The challenge she faced was how to keep the active learning style utilized in live classes, and to do that she has used a combination of resources, including guest-speaker visits, Zoom break-out rooms, polls and games.
Kraft, who is also director of Ohio State’s Sports and Society Initiative, has maintained a synchronous element to her classes but limited the twice weekly session to no more than an hour.
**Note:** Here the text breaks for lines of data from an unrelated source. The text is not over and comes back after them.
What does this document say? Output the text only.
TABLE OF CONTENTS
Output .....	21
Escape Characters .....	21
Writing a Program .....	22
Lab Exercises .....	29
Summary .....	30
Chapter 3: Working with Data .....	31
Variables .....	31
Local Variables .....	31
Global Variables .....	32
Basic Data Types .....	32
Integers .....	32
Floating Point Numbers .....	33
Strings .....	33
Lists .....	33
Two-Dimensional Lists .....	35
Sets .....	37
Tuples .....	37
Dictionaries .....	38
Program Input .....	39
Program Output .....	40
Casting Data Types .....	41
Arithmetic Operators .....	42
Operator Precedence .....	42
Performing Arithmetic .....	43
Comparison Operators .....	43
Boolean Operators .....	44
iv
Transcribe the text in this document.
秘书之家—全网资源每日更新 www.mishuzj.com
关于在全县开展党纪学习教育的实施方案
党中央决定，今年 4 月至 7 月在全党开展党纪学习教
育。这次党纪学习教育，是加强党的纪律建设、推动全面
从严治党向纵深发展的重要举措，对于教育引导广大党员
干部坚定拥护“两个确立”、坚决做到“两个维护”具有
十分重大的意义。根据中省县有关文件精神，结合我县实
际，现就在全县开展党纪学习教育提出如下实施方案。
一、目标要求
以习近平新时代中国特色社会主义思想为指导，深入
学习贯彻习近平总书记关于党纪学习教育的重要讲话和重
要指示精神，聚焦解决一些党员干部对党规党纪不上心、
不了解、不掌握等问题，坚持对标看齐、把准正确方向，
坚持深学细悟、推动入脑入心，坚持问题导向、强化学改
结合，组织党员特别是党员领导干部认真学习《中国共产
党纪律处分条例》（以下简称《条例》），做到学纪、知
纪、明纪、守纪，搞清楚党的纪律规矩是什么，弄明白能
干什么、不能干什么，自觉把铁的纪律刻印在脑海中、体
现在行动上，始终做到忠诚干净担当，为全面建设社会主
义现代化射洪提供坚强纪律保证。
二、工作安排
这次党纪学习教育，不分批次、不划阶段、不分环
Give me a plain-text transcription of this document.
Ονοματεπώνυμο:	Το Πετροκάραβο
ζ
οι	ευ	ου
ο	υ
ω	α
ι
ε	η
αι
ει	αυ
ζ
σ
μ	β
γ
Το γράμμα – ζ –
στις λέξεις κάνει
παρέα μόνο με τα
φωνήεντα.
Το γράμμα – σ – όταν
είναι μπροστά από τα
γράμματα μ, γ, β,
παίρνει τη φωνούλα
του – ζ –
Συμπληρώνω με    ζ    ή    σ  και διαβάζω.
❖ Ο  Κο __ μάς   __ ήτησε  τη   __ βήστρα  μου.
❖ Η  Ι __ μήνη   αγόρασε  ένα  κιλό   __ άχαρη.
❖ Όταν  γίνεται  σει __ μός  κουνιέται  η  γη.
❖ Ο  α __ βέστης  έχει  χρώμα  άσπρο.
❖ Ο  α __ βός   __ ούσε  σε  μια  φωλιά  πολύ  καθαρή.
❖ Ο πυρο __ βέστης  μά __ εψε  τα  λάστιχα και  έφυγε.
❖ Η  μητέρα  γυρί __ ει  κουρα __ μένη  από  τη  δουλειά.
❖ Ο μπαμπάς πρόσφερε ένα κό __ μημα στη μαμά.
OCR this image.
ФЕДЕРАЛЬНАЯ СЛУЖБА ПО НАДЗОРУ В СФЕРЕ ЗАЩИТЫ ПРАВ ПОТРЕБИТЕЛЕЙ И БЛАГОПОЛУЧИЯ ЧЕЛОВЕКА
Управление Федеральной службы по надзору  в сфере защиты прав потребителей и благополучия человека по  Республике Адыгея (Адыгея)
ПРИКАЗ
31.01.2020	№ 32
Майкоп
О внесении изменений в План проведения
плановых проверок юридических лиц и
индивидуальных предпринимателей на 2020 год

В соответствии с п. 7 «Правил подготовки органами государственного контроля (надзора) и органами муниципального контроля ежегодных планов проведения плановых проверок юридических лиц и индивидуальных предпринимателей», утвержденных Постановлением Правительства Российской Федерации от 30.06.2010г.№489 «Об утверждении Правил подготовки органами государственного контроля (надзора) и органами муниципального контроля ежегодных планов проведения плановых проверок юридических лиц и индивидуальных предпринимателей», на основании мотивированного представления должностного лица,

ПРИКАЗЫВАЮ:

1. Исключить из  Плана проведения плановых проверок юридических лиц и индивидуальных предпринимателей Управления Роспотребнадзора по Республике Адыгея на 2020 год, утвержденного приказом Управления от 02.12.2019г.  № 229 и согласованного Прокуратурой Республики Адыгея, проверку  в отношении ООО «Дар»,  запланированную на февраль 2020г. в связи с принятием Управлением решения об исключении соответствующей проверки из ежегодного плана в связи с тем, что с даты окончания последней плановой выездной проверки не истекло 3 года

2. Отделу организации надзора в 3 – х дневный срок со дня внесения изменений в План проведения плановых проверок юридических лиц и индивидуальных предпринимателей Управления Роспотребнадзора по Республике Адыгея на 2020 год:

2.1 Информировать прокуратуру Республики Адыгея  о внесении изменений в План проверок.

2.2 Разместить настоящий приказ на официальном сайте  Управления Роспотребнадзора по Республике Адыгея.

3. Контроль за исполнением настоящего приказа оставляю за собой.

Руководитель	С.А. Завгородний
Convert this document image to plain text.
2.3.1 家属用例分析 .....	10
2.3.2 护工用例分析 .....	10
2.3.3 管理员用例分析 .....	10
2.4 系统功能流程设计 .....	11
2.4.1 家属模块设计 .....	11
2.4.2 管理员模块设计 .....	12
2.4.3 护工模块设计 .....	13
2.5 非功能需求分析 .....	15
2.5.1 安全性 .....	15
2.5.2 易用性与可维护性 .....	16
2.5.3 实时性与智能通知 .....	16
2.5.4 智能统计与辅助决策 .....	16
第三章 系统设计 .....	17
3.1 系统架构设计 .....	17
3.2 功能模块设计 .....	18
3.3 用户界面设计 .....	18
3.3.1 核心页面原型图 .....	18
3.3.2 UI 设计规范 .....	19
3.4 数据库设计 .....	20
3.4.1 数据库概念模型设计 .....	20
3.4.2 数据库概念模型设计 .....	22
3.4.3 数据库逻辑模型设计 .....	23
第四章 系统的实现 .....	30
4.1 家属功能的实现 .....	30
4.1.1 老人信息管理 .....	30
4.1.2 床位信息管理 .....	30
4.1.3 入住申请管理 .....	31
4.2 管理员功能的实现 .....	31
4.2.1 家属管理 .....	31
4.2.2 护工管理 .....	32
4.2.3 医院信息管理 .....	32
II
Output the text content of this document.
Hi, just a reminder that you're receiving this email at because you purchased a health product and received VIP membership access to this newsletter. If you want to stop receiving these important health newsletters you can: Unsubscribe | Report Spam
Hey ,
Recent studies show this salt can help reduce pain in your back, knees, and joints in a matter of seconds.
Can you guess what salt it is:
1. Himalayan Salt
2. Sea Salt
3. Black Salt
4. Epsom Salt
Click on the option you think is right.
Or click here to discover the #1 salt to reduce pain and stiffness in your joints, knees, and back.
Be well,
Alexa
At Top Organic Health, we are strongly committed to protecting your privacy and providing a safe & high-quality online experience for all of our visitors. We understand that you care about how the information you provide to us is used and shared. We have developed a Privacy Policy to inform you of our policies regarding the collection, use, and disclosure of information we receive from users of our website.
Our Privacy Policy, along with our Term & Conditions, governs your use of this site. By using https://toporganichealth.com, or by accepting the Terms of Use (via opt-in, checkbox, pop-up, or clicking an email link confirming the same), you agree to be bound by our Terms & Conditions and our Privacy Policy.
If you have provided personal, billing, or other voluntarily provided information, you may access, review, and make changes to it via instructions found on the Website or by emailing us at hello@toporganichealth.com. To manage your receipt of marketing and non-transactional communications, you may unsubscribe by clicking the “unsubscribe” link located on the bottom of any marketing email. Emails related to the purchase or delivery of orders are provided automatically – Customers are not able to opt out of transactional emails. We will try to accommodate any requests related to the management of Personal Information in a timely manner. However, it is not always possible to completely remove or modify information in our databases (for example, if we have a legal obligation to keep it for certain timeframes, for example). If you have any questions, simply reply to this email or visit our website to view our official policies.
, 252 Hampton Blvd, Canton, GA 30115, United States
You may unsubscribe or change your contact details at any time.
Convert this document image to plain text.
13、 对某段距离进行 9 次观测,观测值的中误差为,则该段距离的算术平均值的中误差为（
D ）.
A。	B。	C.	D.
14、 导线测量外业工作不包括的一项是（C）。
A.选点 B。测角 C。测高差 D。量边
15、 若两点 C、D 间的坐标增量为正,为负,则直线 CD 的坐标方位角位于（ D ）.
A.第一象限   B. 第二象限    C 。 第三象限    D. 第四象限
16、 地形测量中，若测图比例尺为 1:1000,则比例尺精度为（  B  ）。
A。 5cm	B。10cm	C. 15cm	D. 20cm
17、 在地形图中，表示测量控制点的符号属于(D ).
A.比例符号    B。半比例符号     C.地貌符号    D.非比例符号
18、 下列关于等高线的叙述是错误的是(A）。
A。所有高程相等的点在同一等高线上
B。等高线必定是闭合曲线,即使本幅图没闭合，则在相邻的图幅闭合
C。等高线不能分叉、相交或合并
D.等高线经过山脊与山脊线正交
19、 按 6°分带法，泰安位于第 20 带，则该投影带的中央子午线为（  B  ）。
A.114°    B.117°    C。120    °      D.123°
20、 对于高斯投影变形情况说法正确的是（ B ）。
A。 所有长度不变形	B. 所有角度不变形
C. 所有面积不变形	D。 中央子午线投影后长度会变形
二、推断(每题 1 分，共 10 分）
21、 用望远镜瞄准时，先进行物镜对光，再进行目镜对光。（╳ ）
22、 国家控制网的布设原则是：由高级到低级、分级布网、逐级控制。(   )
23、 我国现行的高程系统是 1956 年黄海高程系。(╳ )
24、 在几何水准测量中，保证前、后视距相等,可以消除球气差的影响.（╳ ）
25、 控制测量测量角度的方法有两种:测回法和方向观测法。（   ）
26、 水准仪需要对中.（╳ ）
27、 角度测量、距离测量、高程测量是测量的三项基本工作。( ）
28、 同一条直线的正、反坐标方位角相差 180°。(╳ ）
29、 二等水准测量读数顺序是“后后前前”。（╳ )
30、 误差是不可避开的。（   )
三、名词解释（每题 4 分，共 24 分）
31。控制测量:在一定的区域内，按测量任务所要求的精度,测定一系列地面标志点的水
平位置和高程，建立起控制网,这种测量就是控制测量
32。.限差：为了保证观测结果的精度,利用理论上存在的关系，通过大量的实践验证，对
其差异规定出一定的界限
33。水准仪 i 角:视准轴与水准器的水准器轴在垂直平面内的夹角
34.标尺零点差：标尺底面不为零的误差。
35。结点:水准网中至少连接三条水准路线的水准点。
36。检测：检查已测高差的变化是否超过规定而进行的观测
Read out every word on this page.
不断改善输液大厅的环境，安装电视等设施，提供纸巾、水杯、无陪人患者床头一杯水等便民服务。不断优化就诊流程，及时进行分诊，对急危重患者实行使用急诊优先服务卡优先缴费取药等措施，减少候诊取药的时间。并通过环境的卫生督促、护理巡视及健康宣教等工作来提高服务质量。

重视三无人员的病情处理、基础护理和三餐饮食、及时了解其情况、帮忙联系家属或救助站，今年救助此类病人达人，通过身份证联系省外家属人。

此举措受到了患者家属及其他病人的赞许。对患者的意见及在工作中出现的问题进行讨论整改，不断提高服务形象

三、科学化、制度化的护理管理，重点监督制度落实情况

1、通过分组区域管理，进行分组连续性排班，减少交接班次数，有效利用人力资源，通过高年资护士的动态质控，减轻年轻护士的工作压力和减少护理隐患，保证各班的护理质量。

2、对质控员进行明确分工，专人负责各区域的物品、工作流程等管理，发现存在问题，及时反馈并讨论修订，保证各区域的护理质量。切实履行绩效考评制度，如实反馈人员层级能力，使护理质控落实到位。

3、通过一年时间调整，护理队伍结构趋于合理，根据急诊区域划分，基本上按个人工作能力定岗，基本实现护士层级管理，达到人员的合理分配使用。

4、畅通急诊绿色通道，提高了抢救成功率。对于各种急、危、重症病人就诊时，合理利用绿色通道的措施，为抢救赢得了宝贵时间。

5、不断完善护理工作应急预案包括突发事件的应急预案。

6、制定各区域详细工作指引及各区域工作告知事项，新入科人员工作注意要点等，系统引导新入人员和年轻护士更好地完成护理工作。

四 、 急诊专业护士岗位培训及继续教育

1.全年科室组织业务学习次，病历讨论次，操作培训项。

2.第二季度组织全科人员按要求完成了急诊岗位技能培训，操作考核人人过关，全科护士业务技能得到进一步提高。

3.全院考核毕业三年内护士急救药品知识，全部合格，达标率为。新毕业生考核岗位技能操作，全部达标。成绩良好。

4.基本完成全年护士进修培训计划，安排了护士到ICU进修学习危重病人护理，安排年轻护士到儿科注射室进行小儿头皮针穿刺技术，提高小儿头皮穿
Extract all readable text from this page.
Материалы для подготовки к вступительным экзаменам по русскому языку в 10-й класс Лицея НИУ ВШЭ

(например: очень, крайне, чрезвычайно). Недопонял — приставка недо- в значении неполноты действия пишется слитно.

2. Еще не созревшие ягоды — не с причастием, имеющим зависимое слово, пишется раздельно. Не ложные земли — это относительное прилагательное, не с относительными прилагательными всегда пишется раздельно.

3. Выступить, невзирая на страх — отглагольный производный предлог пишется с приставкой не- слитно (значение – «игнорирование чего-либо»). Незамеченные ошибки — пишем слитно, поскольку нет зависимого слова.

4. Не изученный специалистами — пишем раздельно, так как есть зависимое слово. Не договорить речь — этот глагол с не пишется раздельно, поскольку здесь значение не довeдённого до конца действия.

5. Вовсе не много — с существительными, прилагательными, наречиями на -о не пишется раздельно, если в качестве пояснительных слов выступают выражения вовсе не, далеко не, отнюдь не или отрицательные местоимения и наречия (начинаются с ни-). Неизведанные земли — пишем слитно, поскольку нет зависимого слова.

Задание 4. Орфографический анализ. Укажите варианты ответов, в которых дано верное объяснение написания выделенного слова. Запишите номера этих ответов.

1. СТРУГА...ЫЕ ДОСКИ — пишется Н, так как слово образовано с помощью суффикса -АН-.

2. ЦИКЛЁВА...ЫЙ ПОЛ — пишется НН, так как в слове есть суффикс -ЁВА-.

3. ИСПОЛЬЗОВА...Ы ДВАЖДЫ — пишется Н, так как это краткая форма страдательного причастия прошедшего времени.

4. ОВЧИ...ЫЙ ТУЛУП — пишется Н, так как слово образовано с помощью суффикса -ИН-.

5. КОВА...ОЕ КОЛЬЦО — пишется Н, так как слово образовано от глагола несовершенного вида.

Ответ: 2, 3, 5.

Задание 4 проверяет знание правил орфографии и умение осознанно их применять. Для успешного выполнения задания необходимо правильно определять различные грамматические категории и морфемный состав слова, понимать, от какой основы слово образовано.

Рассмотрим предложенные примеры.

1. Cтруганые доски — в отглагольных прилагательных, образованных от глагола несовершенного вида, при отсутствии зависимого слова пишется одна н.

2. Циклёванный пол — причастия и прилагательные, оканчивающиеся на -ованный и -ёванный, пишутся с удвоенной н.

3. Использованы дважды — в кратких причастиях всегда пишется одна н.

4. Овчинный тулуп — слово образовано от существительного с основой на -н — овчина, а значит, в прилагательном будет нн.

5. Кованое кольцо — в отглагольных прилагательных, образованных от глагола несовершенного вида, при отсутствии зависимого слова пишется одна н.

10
Each session is broken into short models that allow students to keep focused and stay engaged.
Classes often start with a fun poll (topics have included biggest challenges with new learning environments, Tiger King, and political and sports news) and conversation around that topic incorporating chat and live voices.
She then uses breakout rooms to allow students to conduct small group work for a low-stakes assessment or a short project related to the day’s learning goals, before coming together as a group to share their work and thoughts.
Guest speakers with expertise in the topic area will often join to add a voice and perspective, and the use of chat has made for even greater engagement from students.
Kraft has also sought to engage students outside of classes with a variety of activities, including:
- Zoom calls with sports figures like Indy car driver Graham Rahal and college football broadcaster Kirk Herbstreit
- Journalism-themed movie nights using Netflix Party to chat during films
- Zoom bingo
- A Crossword puzzle with campus-themed clues for extra credit.
She also communicates regularly on Twitter and using class Slack channels so students know they have a voice and an advocate beyond class time.
“It is so important, especially now, to realize our students are people first—people who are doing their best to stay stable amid an ever-changing environment,” she said. “Classes cannot be simple lectures and assignments. We need to engage the whole person and make sure our students know the faculty are partners in their learning process.”
Her April calendar offers daily challenges, like bringing a snack to class or changing their Zoom profile to a favorite image.